Em sua análise, o masculinismo como sinônimo de violência é uma característica presente na guarda, e retrata uma sociedade marcada por papéis de gênero desiguais. No entanto, não há nenhuma política interna de letramento e punição. “Sempre subestimam o trabalho da mulher. Muitos ali acham que nós não temos que ser guardas, policiais, porque nós andamos armadas, de colete, dirigimos viaturas. Há muitas piadinhas, comentários sexistas”.
O caso de Joana foi levado à Procuradoria da Mulher na Câmara de Vereadores de Americana, que prepara um relatório após ter colhido relatos de cinco servidoras, que alegam ter sido vítimas de assédio sexual, e de pelo menos 15 servidores, que reportaram situações de assédio moral.

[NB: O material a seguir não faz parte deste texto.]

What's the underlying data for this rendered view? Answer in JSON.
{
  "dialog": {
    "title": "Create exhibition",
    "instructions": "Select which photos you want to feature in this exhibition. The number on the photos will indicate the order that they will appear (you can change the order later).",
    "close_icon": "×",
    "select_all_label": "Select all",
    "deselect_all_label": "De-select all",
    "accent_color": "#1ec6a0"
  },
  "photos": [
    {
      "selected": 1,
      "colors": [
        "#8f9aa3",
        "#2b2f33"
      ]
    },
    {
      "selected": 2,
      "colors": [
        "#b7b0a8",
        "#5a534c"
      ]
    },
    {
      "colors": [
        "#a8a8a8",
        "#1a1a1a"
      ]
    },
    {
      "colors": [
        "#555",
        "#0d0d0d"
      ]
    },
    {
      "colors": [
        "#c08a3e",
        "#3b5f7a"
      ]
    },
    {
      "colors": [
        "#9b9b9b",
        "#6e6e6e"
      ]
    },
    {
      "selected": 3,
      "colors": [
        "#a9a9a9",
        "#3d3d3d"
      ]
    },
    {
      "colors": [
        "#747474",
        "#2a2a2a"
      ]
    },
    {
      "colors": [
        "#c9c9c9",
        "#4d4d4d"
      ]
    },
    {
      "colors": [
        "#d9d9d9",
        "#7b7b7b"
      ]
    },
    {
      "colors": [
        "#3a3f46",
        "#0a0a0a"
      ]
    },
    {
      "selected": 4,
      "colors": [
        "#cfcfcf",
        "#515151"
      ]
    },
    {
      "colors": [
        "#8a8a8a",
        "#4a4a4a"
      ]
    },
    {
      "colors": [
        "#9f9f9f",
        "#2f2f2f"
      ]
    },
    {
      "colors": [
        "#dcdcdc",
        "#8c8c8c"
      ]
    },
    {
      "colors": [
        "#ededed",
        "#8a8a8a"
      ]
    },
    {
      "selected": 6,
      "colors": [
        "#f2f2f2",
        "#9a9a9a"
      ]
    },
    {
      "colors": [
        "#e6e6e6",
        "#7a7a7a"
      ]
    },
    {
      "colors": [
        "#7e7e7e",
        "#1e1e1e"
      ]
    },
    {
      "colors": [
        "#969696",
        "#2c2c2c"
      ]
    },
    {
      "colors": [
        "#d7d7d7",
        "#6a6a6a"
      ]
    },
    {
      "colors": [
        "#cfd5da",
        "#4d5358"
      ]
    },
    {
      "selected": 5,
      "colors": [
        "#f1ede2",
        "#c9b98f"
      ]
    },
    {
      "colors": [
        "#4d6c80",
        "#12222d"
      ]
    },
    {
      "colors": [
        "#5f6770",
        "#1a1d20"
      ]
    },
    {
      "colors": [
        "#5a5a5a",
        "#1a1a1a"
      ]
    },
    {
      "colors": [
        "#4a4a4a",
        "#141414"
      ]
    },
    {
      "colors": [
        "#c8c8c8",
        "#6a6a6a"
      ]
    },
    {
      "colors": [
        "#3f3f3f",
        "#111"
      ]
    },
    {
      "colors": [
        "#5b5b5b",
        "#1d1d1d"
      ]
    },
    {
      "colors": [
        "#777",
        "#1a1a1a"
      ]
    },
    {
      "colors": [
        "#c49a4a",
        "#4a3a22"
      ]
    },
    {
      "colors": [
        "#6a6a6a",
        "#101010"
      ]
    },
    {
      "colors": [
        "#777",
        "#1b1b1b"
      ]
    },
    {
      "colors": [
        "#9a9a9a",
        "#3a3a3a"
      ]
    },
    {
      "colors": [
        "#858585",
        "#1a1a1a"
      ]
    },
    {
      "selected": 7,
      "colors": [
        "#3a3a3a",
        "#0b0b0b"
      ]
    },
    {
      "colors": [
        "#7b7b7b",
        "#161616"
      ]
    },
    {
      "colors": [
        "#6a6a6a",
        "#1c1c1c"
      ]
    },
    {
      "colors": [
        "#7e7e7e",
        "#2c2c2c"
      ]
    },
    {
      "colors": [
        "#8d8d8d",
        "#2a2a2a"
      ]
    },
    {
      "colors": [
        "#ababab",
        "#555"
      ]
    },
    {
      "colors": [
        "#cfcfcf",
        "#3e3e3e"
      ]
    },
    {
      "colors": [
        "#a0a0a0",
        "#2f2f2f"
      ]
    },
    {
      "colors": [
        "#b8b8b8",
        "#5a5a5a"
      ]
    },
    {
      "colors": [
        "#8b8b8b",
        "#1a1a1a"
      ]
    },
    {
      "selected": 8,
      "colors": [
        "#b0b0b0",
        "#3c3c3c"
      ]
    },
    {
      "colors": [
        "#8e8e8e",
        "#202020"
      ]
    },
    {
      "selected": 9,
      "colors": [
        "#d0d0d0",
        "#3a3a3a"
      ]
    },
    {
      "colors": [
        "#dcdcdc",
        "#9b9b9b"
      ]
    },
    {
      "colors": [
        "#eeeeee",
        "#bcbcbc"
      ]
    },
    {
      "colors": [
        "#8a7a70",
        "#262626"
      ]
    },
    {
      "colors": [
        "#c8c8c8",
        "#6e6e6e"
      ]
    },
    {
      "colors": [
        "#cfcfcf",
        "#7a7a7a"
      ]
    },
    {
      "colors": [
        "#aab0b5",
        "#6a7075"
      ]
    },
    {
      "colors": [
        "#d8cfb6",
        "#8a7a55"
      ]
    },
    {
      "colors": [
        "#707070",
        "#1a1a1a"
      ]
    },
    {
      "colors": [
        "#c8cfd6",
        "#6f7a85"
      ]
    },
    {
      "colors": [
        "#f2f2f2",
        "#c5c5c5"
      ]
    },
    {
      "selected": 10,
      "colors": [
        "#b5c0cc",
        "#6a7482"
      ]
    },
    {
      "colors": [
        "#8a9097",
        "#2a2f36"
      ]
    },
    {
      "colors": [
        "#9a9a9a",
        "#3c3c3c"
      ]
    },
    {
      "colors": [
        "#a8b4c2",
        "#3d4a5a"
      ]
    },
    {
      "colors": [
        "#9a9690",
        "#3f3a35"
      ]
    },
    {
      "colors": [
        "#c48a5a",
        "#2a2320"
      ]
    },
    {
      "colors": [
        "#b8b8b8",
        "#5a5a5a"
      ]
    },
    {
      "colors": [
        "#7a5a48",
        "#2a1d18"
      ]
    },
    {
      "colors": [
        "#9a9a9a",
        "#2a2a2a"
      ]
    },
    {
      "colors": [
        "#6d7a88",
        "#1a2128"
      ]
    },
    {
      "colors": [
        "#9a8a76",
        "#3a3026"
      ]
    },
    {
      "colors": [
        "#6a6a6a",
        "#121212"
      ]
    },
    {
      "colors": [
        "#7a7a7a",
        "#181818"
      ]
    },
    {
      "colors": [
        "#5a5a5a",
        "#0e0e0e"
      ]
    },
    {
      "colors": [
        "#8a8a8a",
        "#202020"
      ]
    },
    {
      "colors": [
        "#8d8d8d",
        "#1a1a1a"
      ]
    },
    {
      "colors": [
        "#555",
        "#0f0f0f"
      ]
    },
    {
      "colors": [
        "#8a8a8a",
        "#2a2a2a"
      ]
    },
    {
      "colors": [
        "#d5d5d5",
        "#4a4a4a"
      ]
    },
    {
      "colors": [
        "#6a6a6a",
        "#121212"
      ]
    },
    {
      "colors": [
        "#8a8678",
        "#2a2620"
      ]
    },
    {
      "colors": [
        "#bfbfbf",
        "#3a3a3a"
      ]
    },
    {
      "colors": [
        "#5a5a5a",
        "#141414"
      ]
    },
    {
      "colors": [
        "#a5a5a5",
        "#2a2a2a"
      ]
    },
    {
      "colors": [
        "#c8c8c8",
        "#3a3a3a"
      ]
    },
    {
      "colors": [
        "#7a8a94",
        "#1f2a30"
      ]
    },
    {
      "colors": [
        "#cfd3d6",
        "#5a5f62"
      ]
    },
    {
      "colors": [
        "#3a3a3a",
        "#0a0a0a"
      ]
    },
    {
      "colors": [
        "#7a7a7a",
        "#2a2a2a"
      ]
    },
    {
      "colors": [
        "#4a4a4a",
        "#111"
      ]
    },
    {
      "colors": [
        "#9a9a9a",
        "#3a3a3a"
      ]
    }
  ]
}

Compete à Procuradoria, no entanto, se voltar aos casos que envolvem vítimas mulheres. Com caráter de denúncia de violação de direitos humanos, o documento será encaminhado aos órgãos responsáveis pelo controle interno e externo da Guarda, incluindo a Prefeitura de Americana.
Como resultado da atuação da Procuradoria, o projeto de lei municipal 129/2022, protocolado no final do ano passado, que recebeu a versão atualizada 13/2023 em 6 de fevereiro deste ano, propõe uma política pública de prevenção e combate ao assédio sexual e importunação sexual na administração pública. “É uma resposta no sentido da prevenção, o que não exclui a necessidade de apurar a responsabilidade de quem estava no comando, optando por esses procedimentos que a gente identificou como procedimentos inadequados de revitimização, a partir, inclusive, de processo administrativo interdisciplinar”, afirma a procuradora da Mulher, vereadora Juliana Soares, do PT.
*Os nomes foram trocados para preservar a identidade das vítimas.